What constitutes a good ending. And, more importantly, how do you, as a writer, develop such an ending? Like anything in this world of creativity we dwell in, there’s no set formula.
But I have a few ideas…
As you may have guessed, the topic of this post is inspired by the approaching end of NaNoWriMo. If you’re participating in this event then you should be close to the finish line, or at least realizing that you’re supposed to be. But developing an ending is no small feat. Writing and writing and letting what twists and turns pop in your mind guide the pen won’t quite cut it. The end is where everything comes together. If something completely unbelievable happened in the third chapter, by the last your reader should be saying ‘Ah, that makes sense.” There are a lot of emotions your reader may feel as they finish the last line (satisfaction, anger, wonder, etc, etc), but frustration shouldn’t be one of them.

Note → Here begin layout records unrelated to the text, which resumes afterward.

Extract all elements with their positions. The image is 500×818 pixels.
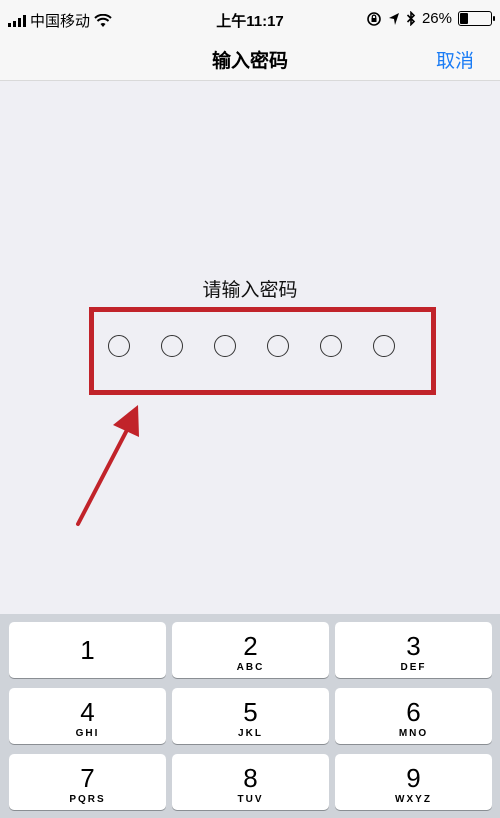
key-7[interactable]: 7 PQRS <box>9 754 166 810</box>
key-number: 4 <box>80 697 95 727</box>
key-8[interactable]: 8 TUV <box>172 754 329 810</box>
key-number: 6 <box>406 697 421 727</box>
key-letters: DEF <box>400 662 427 673</box>
key-letters: PQRS <box>69 794 106 805</box>
key-number: 8 <box>243 763 258 793</box>
key-3[interactable]: 3 DEF <box>335 622 492 678</box>
key-number: 5 <box>243 697 258 727</box>
key-number: 3 <box>406 631 421 661</box>
key-letters: ABC <box>236 662 265 673</box>
key-number: 7 <box>80 763 95 793</box>
key-letters: GHI <box>75 728 100 739</box>
key-1[interactable]: 1 <box>9 622 166 678</box>
key-6[interactable]: 6 MNO <box>335 688 492 744</box>
numeric-keypad: 1 2 ABC 3 DEF 4 GHI 5 JKL 6 MNO 7 PQRS 8… <box>0 614 500 818</box>
key-letters: JKL <box>238 728 263 739</box>
key-2[interactable]: 2 ABC <box>172 622 329 678</box>
key-letters: WXYZ <box>395 794 432 805</box>
key-5[interactable]: 5 JKL <box>172 688 329 744</box>
key-letters: TUV <box>237 794 264 805</box>
key-letters: MNO <box>398 728 429 739</box>
key-number: 1 <box>80 635 95 665</box>
key-4[interactable]: 4 GHI <box>9 688 166 744</box>
key-9[interactable]: 9 WXYZ <box>335 754 492 810</box>
key-number: 9 <box>406 763 421 793</box>
key-number: 2 <box>243 631 258 661</box>
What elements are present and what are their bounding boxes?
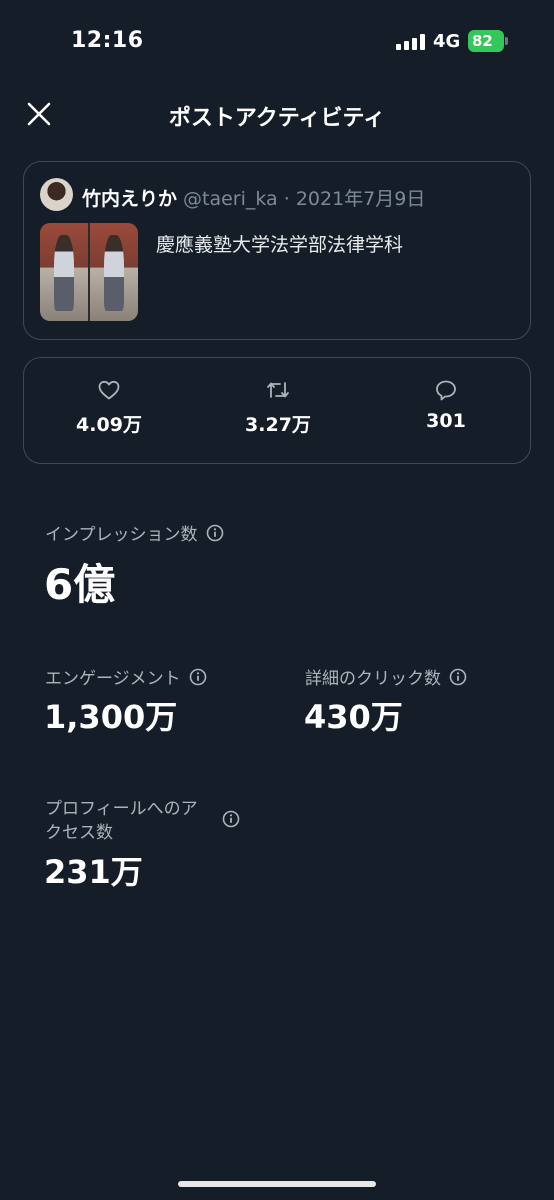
- post-text: 慶應義塾大学法学部法律学科: [156, 234, 404, 256]
- likes-count: 4.09万: [76, 414, 142, 436]
- battery-icon: 82: [468, 30, 504, 52]
- engagements-value: 1,300万: [44, 698, 178, 736]
- info-icon[interactable]: [206, 524, 224, 547]
- signal-icon: [396, 34, 426, 50]
- profile-visits-label-line2: クセス数: [45, 823, 113, 843]
- info-icon[interactable]: [189, 668, 207, 691]
- detail-clicks-label-text: 詳細のクリック数: [305, 669, 441, 689]
- home-indicator[interactable]: [178, 1181, 376, 1187]
- info-icon[interactable]: [449, 668, 467, 691]
- reposts-count: 3.27万: [245, 414, 311, 436]
- battery-level: 82: [472, 32, 493, 50]
- engagements-label-text: エンゲージメント: [45, 669, 181, 689]
- engagement-card: 4.09万 3.27万 301: [23, 357, 531, 464]
- post-image-left: [40, 223, 88, 321]
- profile-visits-label: プロフィールへのア クセス数: [45, 797, 198, 845]
- reply-icon: [436, 380, 456, 401]
- avatar: [40, 178, 73, 211]
- network-type: 4G: [433, 31, 461, 52]
- replies-count: 301: [426, 410, 466, 432]
- status-bar: 12:16 4G 82: [0, 0, 554, 84]
- impressions-label: インプレッション数: [45, 520, 224, 547]
- heart-icon: [98, 380, 120, 400]
- impressions-label-text: インプレッション数: [45, 525, 198, 545]
- page-title: ポストアクティビティ: [168, 106, 386, 131]
- likes-stat[interactable]: 4.09万: [39, 378, 179, 437]
- reposts-stat[interactable]: 3.27万: [208, 378, 348, 437]
- profile-visits-label-line1: プロフィールへのア: [45, 799, 198, 819]
- detail-clicks-label: 詳細のクリック数: [305, 664, 467, 691]
- detail-clicks-value: 430万: [304, 698, 403, 736]
- replies-stat[interactable]: 301: [376, 378, 516, 432]
- profile-visits-value: 231万: [44, 853, 143, 891]
- author-name: 竹内えりか: [82, 188, 178, 210]
- post-preview-card[interactable]: 竹内えりか @taeri_ka · 2021年7月9日 慶應義塾大学法学部法律学科: [23, 161, 531, 340]
- author-meta: @taeri_ka · 2021年7月9日: [183, 188, 426, 210]
- repost-icon: [267, 382, 289, 398]
- impressions-value: 6億: [44, 560, 116, 609]
- info-icon[interactable]: [222, 810, 240, 832]
- post-image[interactable]: [40, 223, 138, 321]
- status-time: 12:16: [71, 28, 144, 53]
- post-author-line: 竹内えりか @taeri_ka · 2021年7月9日: [82, 184, 425, 211]
- battery-cap: [505, 37, 508, 45]
- engagements-label: エンゲージメント: [45, 664, 207, 691]
- post-image-right: [88, 223, 138, 321]
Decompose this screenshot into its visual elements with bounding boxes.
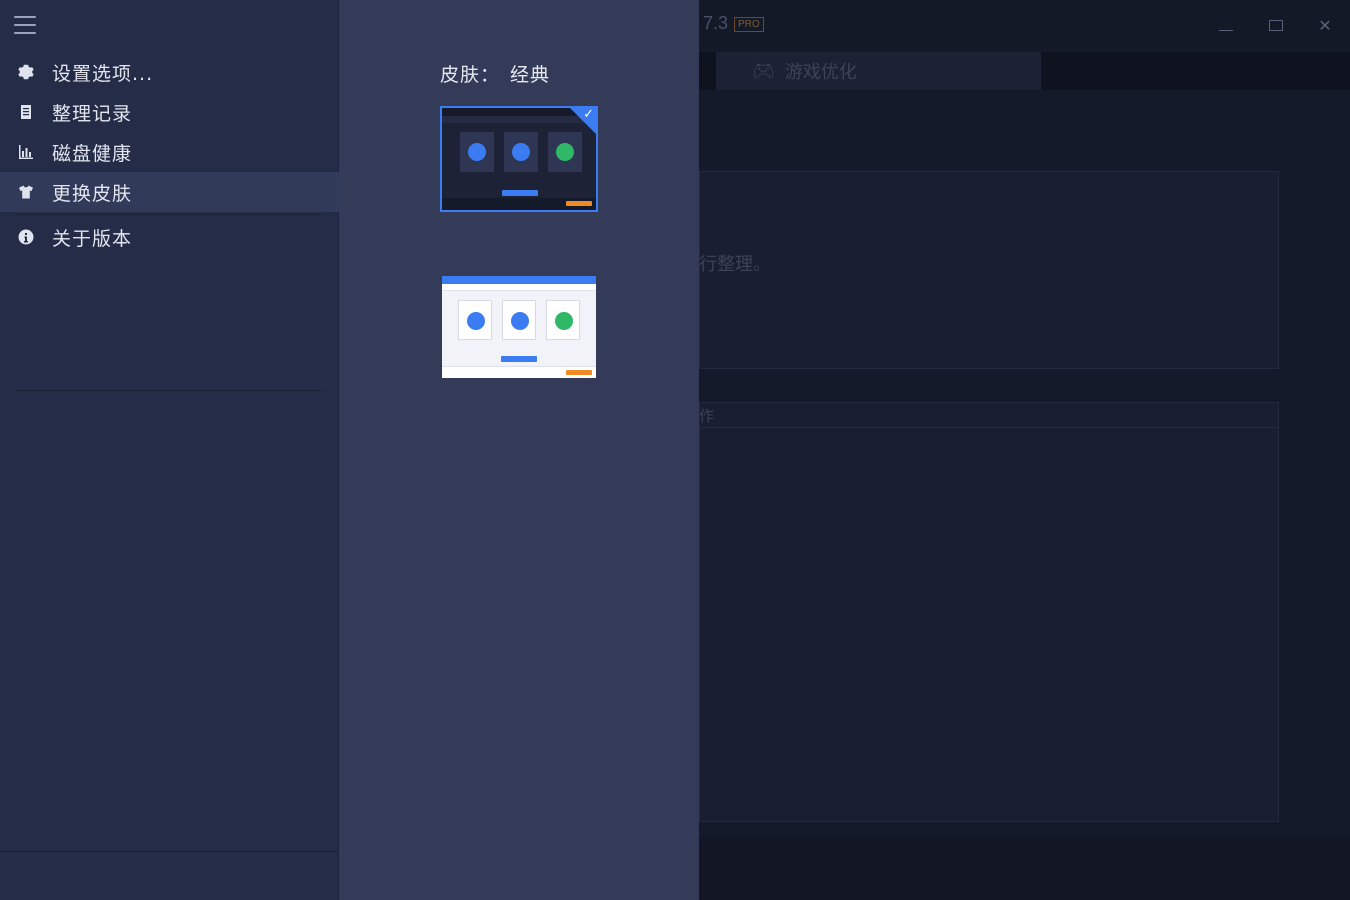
minimize-icon (1219, 30, 1233, 31)
menu-item-label: 磁盘健康 (52, 139, 132, 166)
operations-card-title: 作 (699, 405, 714, 426)
gamepad-icon: 🎮︎ (752, 61, 775, 82)
menu-item-about[interactable]: 关于版本 (0, 217, 339, 257)
skin-option-light[interactable] (442, 276, 596, 378)
info-card-text: 行整理。 (699, 250, 771, 276)
info-icon (0, 229, 52, 245)
info-card (699, 171, 1279, 369)
thumbnail-card (502, 300, 536, 340)
navigation-drawer: 设置选项... 整理记录 磁盘健康 更换皮肤 关于版本 (0, 0, 339, 900)
hamburger-menu-button[interactable] (14, 16, 36, 34)
thumbnail-circle (467, 312, 485, 330)
app-footer (699, 836, 1350, 900)
tab-game-label: 游戏优化 (785, 58, 857, 84)
skin-title-label: 皮肤： (440, 64, 500, 86)
thumbnail-footer (442, 198, 596, 210)
thumbnail-orange-button (566, 370, 592, 375)
hamburger-line (14, 16, 36, 18)
thumbnail-circle (512, 143, 530, 161)
thumbnail-circle (556, 143, 574, 161)
thumbnail-card (548, 132, 582, 172)
thumbnail-footer (442, 366, 596, 378)
hamburger-line (14, 32, 36, 34)
maximize-button[interactable] (1261, 12, 1291, 38)
close-button[interactable]: ✕ (1310, 12, 1340, 38)
skin-option-dark[interactable]: ✓ (440, 106, 598, 212)
operations-card-divider (699, 427, 1279, 428)
skin-panel: 皮肤： 经典 ✓ (339, 0, 699, 900)
maximize-icon (1269, 20, 1283, 31)
close-icon: ✕ (1318, 16, 1331, 35)
thumbnail-titlebar (442, 276, 596, 284)
current-skin-name: 经典 (510, 64, 550, 86)
menu-item-label: 更换皮肤 (52, 179, 132, 206)
menu-item-change-skin[interactable]: 更换皮肤 (0, 172, 339, 212)
menu-item-label: 整理记录 (52, 99, 132, 126)
thumbnail-tabs (442, 284, 596, 291)
menu-item-settings[interactable]: 设置选项... (0, 52, 339, 92)
thumbnail-card (458, 300, 492, 340)
app-version: 7.3 (703, 13, 728, 34)
gear-icon (0, 64, 52, 80)
menu-item-label: 关于版本 (52, 224, 132, 251)
thumbnail-circle (511, 312, 529, 330)
skin-title: 皮肤： 经典 (440, 60, 550, 87)
document-icon (0, 104, 52, 120)
minimize-button[interactable] (1211, 12, 1241, 38)
menu-item-cleanup-records[interactable]: 整理记录 (0, 92, 339, 132)
thumbnail-card (504, 132, 538, 172)
thumbnail-circle (555, 312, 573, 330)
checkmark-icon: ✓ (583, 108, 594, 122)
pro-badge: PRO (734, 17, 764, 32)
operations-card (699, 402, 1279, 822)
tab-game-optimization[interactable]: 🎮︎ 游戏优化 (716, 52, 1041, 90)
drawer-footer-divider (0, 851, 339, 852)
thumbnail-button (502, 190, 538, 196)
bar-chart-icon (0, 144, 52, 160)
thumbnail-button (501, 356, 537, 362)
menu-item-disk-health[interactable]: 磁盘健康 (0, 132, 339, 172)
thumbnail-orange-button (566, 201, 592, 206)
hamburger-line (14, 24, 36, 26)
drawer-menu: 设置选项... 整理记录 磁盘健康 更换皮肤 关于版本 (0, 52, 339, 257)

Depending on your writing style/creative process, you may have already had your ending planned out before starting. Or you may want to just let it come to you. Either way, I’d say about ¾ of the way into the book (at the latest) you should have a good idea of where things will end up. Like I said, there’s no set formula, but here are a few tips I have learned about coming to an ending that works:
Be unpredictable. Now this doesn’t mean you have to put in a huge twist. Sometimes twists are ‘forced’ and, ultimately, cheesy. To avoid this, any major twist should be known by the writer early on. This will ensure early elements that will ultimately garner that ‘makes sense’ reaction you want. A way to be unpredictable without twists is to think about stories similar to yours, how they usually end, and what elements you can add to make it different. We all knew that Frodo would destroy the ring, but it was unexpected to see Smeagol bite his finger off and fall to his doom along with his ‘precious.’ There’s nothing wrong with having an ending people expect or want, but make sure you tailor that ending to the characters you have developed. Having Sauron obtain the ring and Middle Earth would also have been unexpected, but that leads me to my next point…
Be fair to the reader. Whoever reaches the end of your novel has invested time in your world, characters, and overall message. This is why a lot of stories have more positive than negative endings. It sucks to read 300 pages following a character that’s running for his or her life just to have them shot dead. All that does is leave a ‘what’s the point?’ feeling. Of course, sometimes these endings do work (The Departed, anyone?), but there are still elements of the story the reader was invested in that do pan out satisfyingly. That man on the run may end up at a morgue, but more than likely the bad guys will pay their price.
“One must not put a loaded rifle on the stage if no one is thinking of firing it.” – Chekhov.
In other words: Tie up loose ends. In books, movies, plays, everything that is created, all aspects should have a purpose. In the real world, someone could have a homeless person come up to them on the street, whisper a prophecy, and then never think about it again or have anything come of it. But if that happens in a book, it needs to have some sort of significance, even if it is just en emotional revelation. The ending is the time to make sure that all the elements you have incorporated are utilized and pan out. This reduces the chance of your reader feeling frustration at something they’ve been waiting to see resolved but never got the chance to. These slip-ups can really cause your reader to dwell on that frustration and completely disregard whatever other extraordinary elements you worked so hard to incorporate into your almost-perfect ending.
Lastly, and most importantly, put some good ‘ole thought into it! For me, the ending has always been the best part to write. It’s like a steep hill with the top as the idea. As I approach that idea, the writing is sluggish, as I often think long and hard about my characters, their characteristics, what they have been through, what the audience has been through, and how to make sure my ending is fair to all of these. But once I reach the top and am sure of where I want to go, the downhill momentum picks up and the writing flows out like a river. It’s a fun time. You should feel satisfied with your ending as you approach. You should be excited.
And if you’re not excited…well then, who will be??